The U.S. Food and Drug Administration has officially signed off on a generic version of the biotech drug Neupogen, which boosts blood cells in cancer patients — a move that could open the door to more generic biotech drugs and save the health care industry billions of dollars.
In a massive first, the FDA has approved Novartis’ generic version of Neupogen, which will be marketed as Zarxio, and authorities believe it could save the U.S. health system $5.7 billion over the next decade, according to an Associated Press report.
Biotech drugs tend to be extremely expensive: Neupogen cost $3,500 on average last year for a 30-day supply, according to Express Scripts Holding Co., the largest prescription benefit manager in the country. The reason why they are so expensive is because, unlike most drugs which are based on chemicals and compounds, biotech drugs are produced within living cells, and were so complex that the FDA didn’t have a mechanism for approving copies of biotech drugs, also known as “biosimilars.” Without any competition, biotech companies have made big bucks off these drugs. Neupogen alone had sales of $839 million last year, according to the report.
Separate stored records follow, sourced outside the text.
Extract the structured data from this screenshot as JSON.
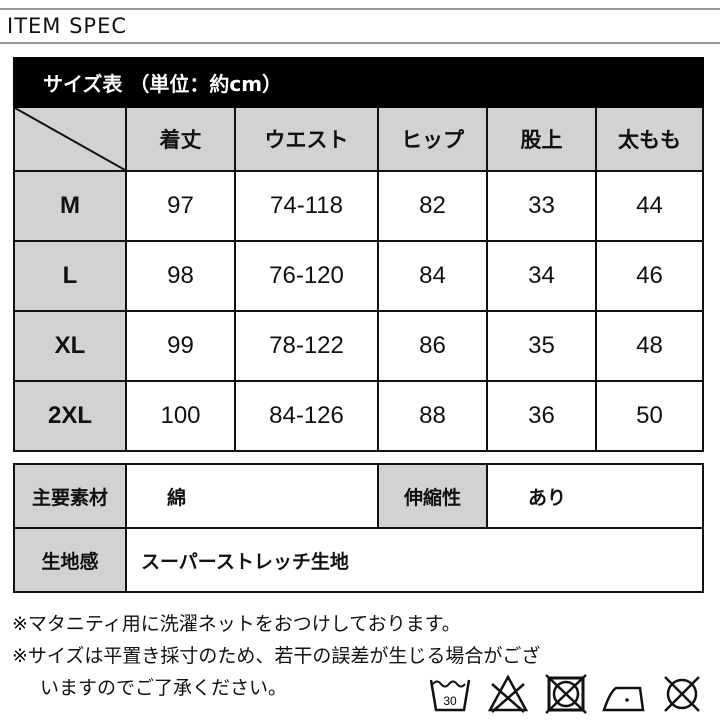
{
  "header": {
    "title": "ITEM SPEC"
  },
  "size_table": {
    "title": "サイズ表 （単位：約cm）",
    "columns": [
      "着丈",
      "ウエスト",
      "ヒップ",
      "股上",
      "太もも"
    ],
    "rows": [
      {
        "size": "M",
        "values": [
          "97",
          "74-118",
          "82",
          "33",
          "44"
        ]
      },
      {
        "size": "L",
        "values": [
          "98",
          "76-120",
          "84",
          "34",
          "46"
        ]
      },
      {
        "size": "XL",
        "values": [
          "99",
          "78-122",
          "86",
          "35",
          "48"
        ]
      },
      {
        "size": "2XL",
        "values": [
          "100",
          "84-126",
          "88",
          "36",
          "50"
        ]
      }
    ]
  },
  "material_table": {
    "main_material_label": "主要素材",
    "main_material": "綿",
    "stretch_label": "伸縮性",
    "stretch": "あり",
    "feel_label": "生地感",
    "feel": "スーパーストレッチ生地"
  },
  "notes": [
    "※マタニティ用に洗濯ネットをおつけしております。",
    "※サイズは平置き採寸のため、若干の誤差が生じる場合がござ",
    "いますのでご了承ください。"
  ],
  "care_icons": {
    "wash_temp": "30",
    "icons": [
      "wash-30-icon",
      "no-bleach-icon",
      "no-tumble-dry-icon",
      "iron-low-icon",
      "no-dry-clean-icon"
    ]
  }
}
Biosimilars would result in a significantly lower price. Novartis would not provide specific pricing for Zarxio until it is available on the market later this year, but the company said the drug would be competitively priced.
The drug will be sold through Novartis’ Sandoz subsidiary, and it has been approved for several types of patients, including those receiving chemotherapy or bone marrow transplants, according to the report.
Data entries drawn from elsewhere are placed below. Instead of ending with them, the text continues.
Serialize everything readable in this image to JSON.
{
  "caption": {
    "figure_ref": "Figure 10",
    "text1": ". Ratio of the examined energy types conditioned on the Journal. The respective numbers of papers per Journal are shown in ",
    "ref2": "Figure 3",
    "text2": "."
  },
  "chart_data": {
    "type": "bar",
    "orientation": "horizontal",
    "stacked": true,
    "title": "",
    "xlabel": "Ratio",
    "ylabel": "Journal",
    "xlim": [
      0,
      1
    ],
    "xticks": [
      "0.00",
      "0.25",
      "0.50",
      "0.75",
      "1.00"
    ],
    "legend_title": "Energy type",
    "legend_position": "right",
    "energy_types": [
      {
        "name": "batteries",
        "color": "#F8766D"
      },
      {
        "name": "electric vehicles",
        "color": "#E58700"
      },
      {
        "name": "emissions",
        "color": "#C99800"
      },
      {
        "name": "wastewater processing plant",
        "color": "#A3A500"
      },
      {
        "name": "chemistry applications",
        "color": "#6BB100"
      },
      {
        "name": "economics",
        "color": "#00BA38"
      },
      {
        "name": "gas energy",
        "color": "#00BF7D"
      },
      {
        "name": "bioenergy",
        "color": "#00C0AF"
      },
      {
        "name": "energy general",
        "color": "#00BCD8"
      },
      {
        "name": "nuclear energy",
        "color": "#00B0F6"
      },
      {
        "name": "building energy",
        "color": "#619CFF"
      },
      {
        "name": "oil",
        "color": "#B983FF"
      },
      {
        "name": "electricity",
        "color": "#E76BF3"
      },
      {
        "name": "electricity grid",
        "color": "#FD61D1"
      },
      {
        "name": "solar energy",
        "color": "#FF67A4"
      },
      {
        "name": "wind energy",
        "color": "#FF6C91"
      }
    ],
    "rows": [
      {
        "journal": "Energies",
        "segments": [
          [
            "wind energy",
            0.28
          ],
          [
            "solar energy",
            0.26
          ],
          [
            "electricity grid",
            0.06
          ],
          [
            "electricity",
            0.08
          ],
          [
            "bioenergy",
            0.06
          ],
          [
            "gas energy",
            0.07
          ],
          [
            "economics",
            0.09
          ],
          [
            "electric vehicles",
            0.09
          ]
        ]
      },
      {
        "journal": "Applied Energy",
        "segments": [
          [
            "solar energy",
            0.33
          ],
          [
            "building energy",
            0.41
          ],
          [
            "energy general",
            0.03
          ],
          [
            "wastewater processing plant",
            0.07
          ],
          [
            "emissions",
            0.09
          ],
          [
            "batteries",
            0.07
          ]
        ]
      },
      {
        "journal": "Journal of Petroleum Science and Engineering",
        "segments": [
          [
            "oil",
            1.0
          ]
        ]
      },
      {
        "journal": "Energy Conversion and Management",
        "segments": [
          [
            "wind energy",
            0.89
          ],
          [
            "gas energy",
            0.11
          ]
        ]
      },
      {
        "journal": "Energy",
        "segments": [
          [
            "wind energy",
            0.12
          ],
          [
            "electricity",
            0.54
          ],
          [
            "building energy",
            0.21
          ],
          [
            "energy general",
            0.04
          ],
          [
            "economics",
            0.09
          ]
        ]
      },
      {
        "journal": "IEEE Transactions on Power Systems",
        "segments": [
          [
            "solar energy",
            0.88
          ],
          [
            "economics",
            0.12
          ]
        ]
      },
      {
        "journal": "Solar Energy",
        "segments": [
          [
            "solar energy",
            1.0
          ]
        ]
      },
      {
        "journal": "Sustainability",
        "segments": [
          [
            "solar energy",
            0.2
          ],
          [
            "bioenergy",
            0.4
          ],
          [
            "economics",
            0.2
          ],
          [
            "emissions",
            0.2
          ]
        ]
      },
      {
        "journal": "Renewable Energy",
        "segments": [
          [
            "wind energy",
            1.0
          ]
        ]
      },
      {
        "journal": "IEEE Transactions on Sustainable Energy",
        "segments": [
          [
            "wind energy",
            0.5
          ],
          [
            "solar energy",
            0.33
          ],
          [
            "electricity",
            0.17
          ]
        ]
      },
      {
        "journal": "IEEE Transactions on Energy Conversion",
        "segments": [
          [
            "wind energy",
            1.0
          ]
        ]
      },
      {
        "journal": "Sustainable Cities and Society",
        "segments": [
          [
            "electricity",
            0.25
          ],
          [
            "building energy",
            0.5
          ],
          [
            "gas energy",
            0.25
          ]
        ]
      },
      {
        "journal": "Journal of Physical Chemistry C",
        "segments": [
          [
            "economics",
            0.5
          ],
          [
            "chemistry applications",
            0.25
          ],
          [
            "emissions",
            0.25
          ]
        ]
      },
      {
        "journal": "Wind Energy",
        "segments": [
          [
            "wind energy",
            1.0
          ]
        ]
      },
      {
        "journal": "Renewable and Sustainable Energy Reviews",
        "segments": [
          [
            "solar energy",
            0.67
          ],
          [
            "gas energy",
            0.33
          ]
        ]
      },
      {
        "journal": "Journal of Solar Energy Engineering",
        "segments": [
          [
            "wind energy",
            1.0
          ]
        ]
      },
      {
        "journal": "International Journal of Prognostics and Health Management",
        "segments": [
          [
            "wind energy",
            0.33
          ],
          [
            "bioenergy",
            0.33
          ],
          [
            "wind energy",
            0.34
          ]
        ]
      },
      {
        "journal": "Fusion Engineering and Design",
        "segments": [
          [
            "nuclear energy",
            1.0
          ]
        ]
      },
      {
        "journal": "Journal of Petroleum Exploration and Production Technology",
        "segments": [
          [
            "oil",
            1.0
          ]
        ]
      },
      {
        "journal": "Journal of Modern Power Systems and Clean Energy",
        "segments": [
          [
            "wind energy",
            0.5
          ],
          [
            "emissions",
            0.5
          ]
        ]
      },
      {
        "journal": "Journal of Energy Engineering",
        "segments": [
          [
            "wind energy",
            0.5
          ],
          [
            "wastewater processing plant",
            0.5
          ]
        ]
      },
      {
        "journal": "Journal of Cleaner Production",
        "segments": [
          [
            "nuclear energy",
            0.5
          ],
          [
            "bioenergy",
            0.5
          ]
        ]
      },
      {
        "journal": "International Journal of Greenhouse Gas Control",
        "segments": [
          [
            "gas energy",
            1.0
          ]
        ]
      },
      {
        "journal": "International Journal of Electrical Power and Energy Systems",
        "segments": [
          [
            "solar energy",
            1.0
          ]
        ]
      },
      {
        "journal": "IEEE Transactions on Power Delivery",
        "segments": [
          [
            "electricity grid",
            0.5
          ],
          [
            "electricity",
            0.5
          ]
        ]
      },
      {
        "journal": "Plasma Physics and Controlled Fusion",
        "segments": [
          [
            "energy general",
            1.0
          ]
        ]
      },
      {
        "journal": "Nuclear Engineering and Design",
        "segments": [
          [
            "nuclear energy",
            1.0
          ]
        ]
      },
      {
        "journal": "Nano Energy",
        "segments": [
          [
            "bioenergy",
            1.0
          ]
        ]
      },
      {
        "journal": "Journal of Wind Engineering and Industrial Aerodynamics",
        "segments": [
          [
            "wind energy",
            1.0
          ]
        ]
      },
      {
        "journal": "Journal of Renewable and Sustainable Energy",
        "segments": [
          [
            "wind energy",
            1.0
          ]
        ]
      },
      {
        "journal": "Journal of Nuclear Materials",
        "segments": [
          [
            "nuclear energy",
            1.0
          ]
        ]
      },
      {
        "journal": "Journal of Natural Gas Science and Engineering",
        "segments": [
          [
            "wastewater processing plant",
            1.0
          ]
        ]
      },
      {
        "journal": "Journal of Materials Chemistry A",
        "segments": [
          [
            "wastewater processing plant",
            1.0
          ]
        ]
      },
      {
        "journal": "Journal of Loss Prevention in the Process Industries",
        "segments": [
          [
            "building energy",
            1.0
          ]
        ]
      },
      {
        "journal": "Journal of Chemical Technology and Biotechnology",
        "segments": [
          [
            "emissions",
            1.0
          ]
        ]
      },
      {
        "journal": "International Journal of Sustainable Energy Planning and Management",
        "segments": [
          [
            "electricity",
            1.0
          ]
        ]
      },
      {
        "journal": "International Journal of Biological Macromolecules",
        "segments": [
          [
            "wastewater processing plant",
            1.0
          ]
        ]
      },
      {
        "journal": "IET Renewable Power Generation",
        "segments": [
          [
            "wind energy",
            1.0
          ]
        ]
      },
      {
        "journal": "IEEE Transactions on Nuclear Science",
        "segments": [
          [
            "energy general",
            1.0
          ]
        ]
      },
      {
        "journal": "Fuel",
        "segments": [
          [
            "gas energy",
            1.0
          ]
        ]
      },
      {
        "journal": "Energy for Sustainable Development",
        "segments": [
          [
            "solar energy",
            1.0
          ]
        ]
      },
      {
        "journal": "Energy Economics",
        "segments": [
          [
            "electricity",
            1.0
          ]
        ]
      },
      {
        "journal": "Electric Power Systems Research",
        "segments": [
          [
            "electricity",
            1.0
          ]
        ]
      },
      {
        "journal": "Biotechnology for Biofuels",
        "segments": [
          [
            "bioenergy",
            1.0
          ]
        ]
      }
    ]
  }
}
Neupogen is pricey, but some biotech drugs go even beyond that, costing up to $100,000 per year, which is why the FDA’s decision paving the way for future biosimilars could result in a massive savings for the U.S. economy. Spending on biotech drugs amounts to 30 percent of the spending for drugs overall in the United States.
Biotech companies have fought against efforts to make generic versions of their drugs, arguing that they are too complex to be copied, but the FDA in 2012 approved a regulatory pathway that would allow biosimilars to get approval.
The United States is actually behind the rest of the world in this category, as Novartis has been selling a generic version of Neupogen in Europe for years, and sells biosimilars in 60 countries around the world.